Кузьма Лаврентьевич прошел мимо Шихина, вплыл в яблоневую листву и пропал из глаз. На секунду среди ветвей мелькнула грустная физиономия Пана и растворилась. Колыхнулись ветви, затуманился ствол, сама по себе переломилась сухая ветка. И все стихло.
— И многие кричали? — спросил Шихин в пустоту.
— Случалось... — прошелестело в ответ.
— И чем кончалось?
— Тем. Чем всегда все кончается.
— И много их было?
— Больше, чем твоих гостей, хотя в это трудно поверить, — неуклюже пошутил Кузьма Лаврентьевич.
Он тоже вскоре уехал, дня через три. Собирая старика в дорогу, Шихин наткнулся на маленький фибровый чемоданчик с металлическими уголками и поразился легкости чемоданчика. Его тут же пронзила догадка — он был пуст. Кузьма Лаврентьевич взял его для приличия. Валя положила в чемодан несколько кусков жареного окуня, буханку хлеба и кипяченое молоко в литровой бутылке с завинчивающейся пробкой — из-под итальянского вермута. Шихин как-то принес ее из леса вместе с поллитровками. Бутылку у него не взяли, нестандартная, дескать, вот она и дождалась своего часа.

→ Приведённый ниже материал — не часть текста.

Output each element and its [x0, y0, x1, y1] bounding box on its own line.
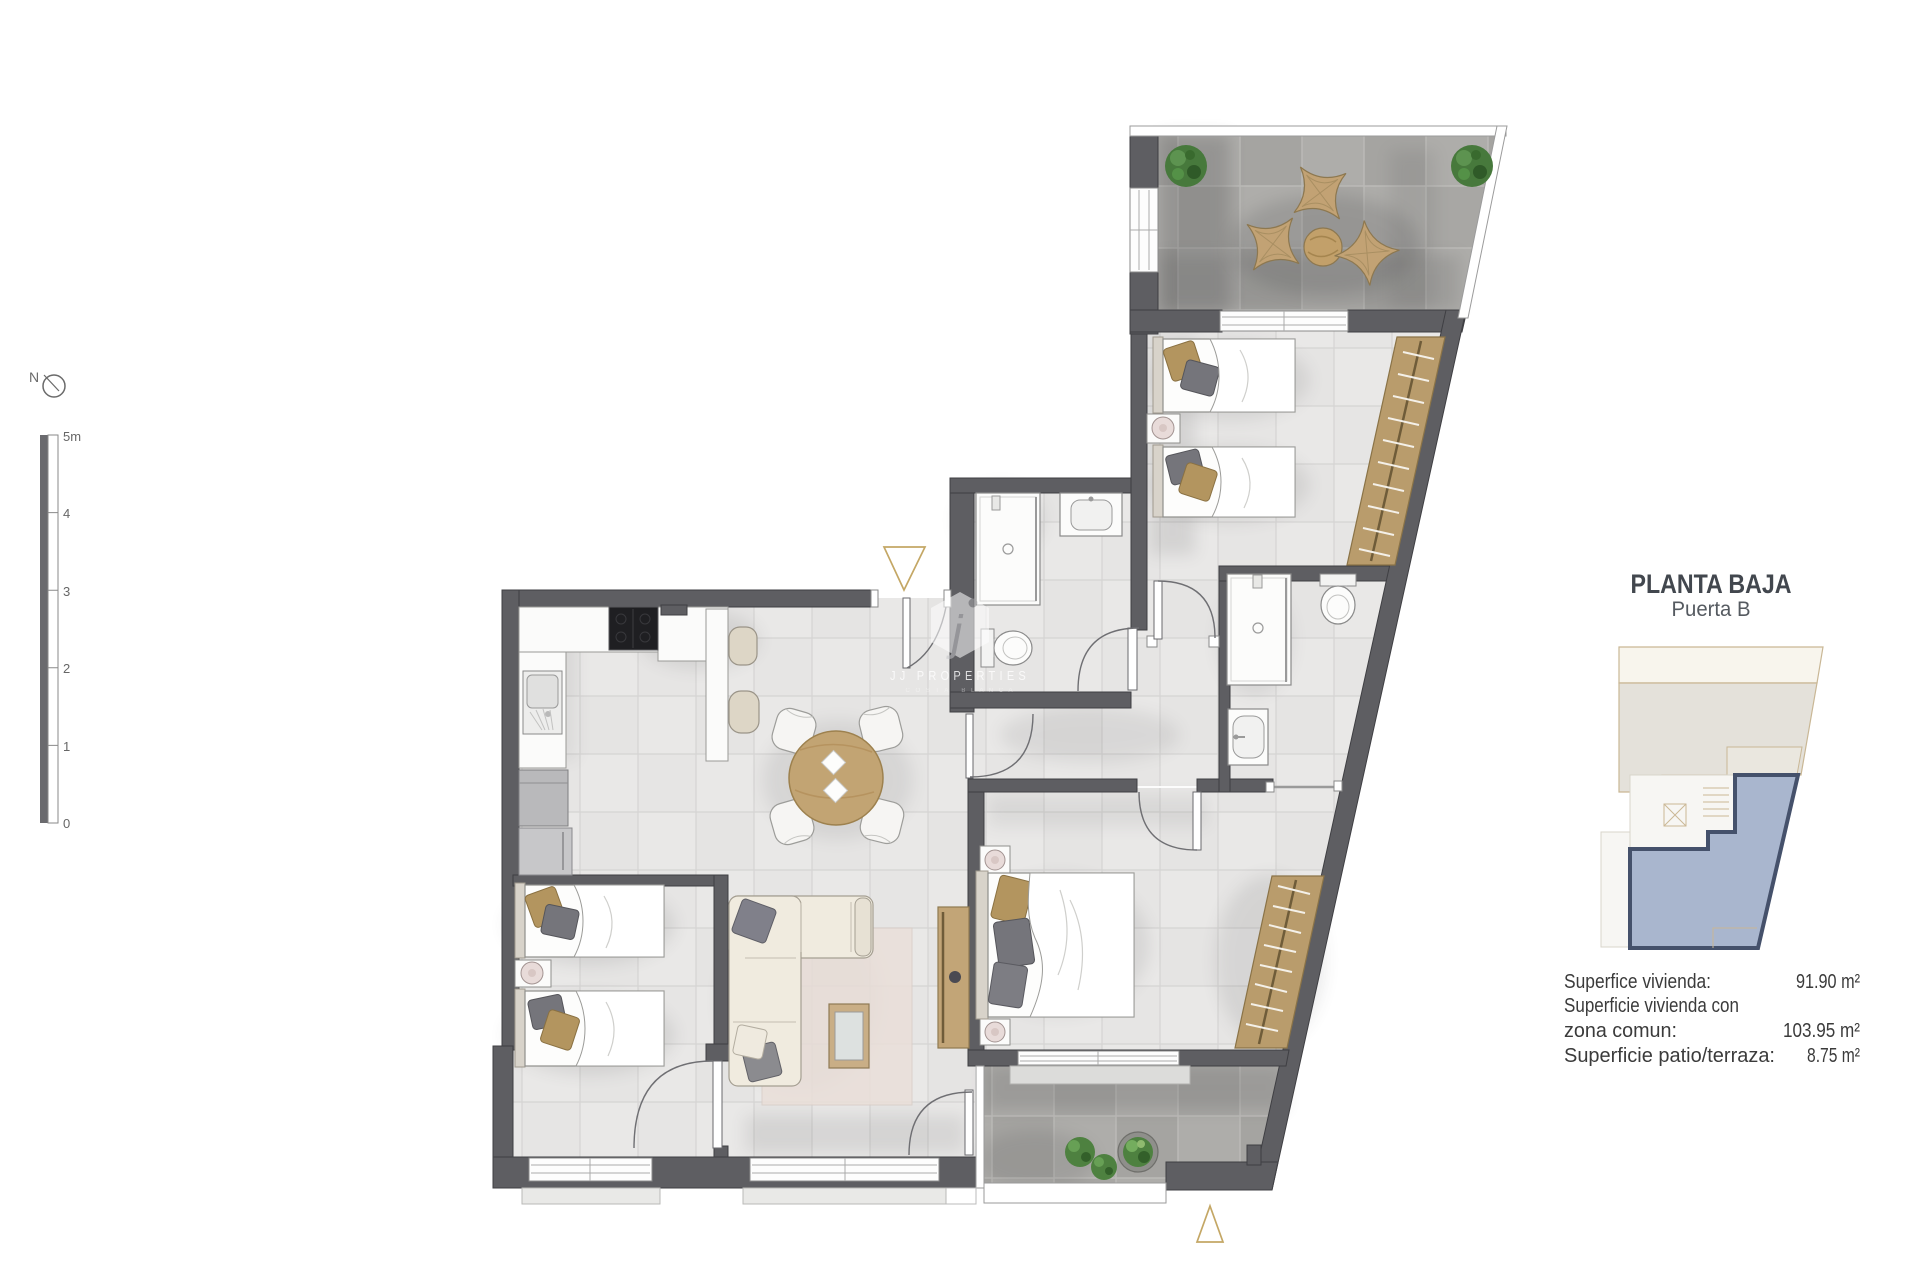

Обстоятельно поговорить с Кузьмой Лаврентьевичем о временах, которые тревожили Шихина, не удалось. Старик отмалчивался, прятался в саду, а то и вовсе исчезал из дома — уходил к станции, где в голубой фанерной забегаловке можно было опрокинуть стаканчик крепленого вина. В наши времена на этом месте автобусная стоянка, бензиновая вонь и ругань ленивых шоферов, которые после каждого круга по Одинцову, на что у них уходило минут двадцать, полчаса отдыхали, курили и нахально смеялись, видя, как собирается на остановке молчаливая, покорная и ненавидящая их толпа, увешанная сумками, авоськами, узлами — люди везли пропитание из Москвы. Они и сейчас его везут. Не далее как вчера Автор приволок из столицы десять килограммов картошки и покорно отстоял на остановке положенное — протащить картошку еще три километра у него уже не было никаких сил. Именно сюда дворами, тропинками, по досточкам, проложенным над ручьями, пробирался Кузьма Лаврентьевич. Издали завидев голубое сооружение из фанерных листов, он волновался, невольно ускорял шаг, сердце его начинало учащенно биться. Выпив стаканчик, он благодарно смотрел на продавщицу, которая обсчитывала его так же безбожно, как и других, но зато и наливала без ругани и укоров. Свесив руки вдоль туловища, старик медленно брел обратно, на Подушкинское шоссе, проникал в сад, до вечера таился там и только в сумерках решался подняться на освещенную террасу — боялся, что его будут корить за пьянство. Случавшиеся в его жизни жены в один голос внушали, что стакан вина в неделю — это норма пропойцы. Кузьме Лаврентьевичу много чего внушили в жизни, и он по простоте душевной всему верил. До сих пор, например, хранил тайну о врагах народа, о лагерях и ссылках, о способах подавления волнений, о расстрелах — тайн было столько, что он даже не знал, когда выдает государственный секрет, а когда просто дышит. Кузьма Лаврентьевич ни очем не расспрашивал, ничего не рассказывал и лишь иногда, откликаясь на детские воспоминания Вали, безошибочно называл дату, город, имя, из чего Шихин заключил, что память у него прекрасная, что помнит он, может быть, даже слишком много.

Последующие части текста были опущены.